I am new to web security and as I am learn about CSRF, I have a very simple question:
Say we have this scenario:
On web browser, I visit a normal website (call it website A) and login with credentials.
After I am authenticated, website A would issue an access token for my browser to store. As I am using website A, any subsequent http requests I make are sent to the api endpoints and the auth token is attached with the requests.
Now I visit an evil website. When the html / javascript frontend code of the evil website loads in the browser, it induces me to issue an HTTP request to the api endpoint of website A.
However, since resources (DOM, local storage, cookies) of different origins are segregated in the browser, there is no way for the evil site's frontend code to access the access token of website A. Therefore the induced HTTP request to api endpoint of website A would contain no access token. The request would not be successful.

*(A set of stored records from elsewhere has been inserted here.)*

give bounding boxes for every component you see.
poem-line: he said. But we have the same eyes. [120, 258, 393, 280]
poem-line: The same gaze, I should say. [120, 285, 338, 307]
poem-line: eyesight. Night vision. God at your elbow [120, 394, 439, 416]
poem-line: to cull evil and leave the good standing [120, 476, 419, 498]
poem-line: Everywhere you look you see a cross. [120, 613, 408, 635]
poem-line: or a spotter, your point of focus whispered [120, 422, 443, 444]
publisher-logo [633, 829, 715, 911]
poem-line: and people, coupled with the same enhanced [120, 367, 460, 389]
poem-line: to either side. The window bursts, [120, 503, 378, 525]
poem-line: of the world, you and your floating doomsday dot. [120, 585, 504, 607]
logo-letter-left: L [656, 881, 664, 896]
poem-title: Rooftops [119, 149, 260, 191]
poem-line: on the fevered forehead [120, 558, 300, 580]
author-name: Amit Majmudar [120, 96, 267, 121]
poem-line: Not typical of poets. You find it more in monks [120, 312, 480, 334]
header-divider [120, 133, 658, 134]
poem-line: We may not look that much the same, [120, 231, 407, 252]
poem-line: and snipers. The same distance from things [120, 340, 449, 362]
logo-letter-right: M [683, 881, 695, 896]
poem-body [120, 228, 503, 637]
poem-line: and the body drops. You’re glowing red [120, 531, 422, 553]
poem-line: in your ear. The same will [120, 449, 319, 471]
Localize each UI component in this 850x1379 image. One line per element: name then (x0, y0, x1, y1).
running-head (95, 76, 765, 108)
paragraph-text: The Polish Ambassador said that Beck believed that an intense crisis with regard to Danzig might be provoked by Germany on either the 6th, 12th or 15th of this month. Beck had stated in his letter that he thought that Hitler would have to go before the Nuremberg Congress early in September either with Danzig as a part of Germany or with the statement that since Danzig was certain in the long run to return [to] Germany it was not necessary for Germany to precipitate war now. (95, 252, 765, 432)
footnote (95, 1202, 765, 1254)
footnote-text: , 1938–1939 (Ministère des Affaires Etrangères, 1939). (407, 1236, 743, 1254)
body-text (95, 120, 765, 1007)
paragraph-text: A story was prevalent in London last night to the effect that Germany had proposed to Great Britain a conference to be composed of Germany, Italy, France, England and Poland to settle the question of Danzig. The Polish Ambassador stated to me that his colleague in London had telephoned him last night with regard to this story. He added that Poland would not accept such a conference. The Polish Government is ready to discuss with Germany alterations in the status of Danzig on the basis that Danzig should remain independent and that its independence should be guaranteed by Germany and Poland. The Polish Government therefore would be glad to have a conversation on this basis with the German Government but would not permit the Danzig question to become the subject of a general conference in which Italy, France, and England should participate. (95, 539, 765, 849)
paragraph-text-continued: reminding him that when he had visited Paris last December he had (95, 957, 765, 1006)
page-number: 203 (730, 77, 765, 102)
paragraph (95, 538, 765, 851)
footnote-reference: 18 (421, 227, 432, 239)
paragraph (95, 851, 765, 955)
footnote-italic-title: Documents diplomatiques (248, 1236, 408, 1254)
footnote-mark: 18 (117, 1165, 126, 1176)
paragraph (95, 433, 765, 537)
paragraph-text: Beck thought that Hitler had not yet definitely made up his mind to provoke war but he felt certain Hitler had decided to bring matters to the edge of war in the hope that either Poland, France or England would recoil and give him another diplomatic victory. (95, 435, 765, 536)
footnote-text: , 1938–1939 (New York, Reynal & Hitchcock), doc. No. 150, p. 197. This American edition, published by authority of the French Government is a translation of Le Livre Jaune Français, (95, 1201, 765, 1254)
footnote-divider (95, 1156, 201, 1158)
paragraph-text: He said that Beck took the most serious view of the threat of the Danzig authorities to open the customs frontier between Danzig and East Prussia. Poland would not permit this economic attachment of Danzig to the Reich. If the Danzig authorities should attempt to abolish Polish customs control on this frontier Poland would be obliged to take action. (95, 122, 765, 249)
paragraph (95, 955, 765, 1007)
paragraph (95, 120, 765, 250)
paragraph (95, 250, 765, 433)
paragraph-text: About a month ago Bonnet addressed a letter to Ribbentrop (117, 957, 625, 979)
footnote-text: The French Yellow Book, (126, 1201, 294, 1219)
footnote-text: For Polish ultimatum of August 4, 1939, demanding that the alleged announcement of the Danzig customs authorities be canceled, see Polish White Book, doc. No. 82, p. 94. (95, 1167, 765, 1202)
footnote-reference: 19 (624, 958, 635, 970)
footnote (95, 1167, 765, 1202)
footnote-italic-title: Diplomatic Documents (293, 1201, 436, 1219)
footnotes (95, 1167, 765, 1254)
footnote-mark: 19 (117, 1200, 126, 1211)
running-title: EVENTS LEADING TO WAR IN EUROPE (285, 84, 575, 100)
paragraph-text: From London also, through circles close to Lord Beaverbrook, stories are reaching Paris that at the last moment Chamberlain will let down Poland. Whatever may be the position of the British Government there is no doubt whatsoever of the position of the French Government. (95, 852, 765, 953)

It seems to me that using authentication token alone can prevent CSRF, as long as cookies of different origins are segregated and not accessible cross-origin-wise, which is pretty definite in modern day web browser.
There is absolutely no way that one website's frontend code can get another site's cookies / DOM / storage in browser.
Why are there all those other techniques of preventing CSRF?
The problem is cookies. If the token is stored in a cookie, it will be sent with requests to the victim, regardless of where the request is being sent from. This means that the token cookie will be sent to victim.com even if the site sending the request is attacker.com.
There is now a new-ish cookie attribute SameSite
that prevents this with the very purpose of mitigating CSRF, and also there are the more traditional approaches to make sure a request was made on the legitimate app origin (like synchronizer tokens, double submit and so on).
Also note that if the token is not sent as a cookie (but in something like a request header, or just in the request body), no further protection is needed in general. There may be special edge cases though, other forms of authentication that do send credentials automatically, like for example http basic auth or client certificates, but those are rarely used in a normal web app for humans to interact with.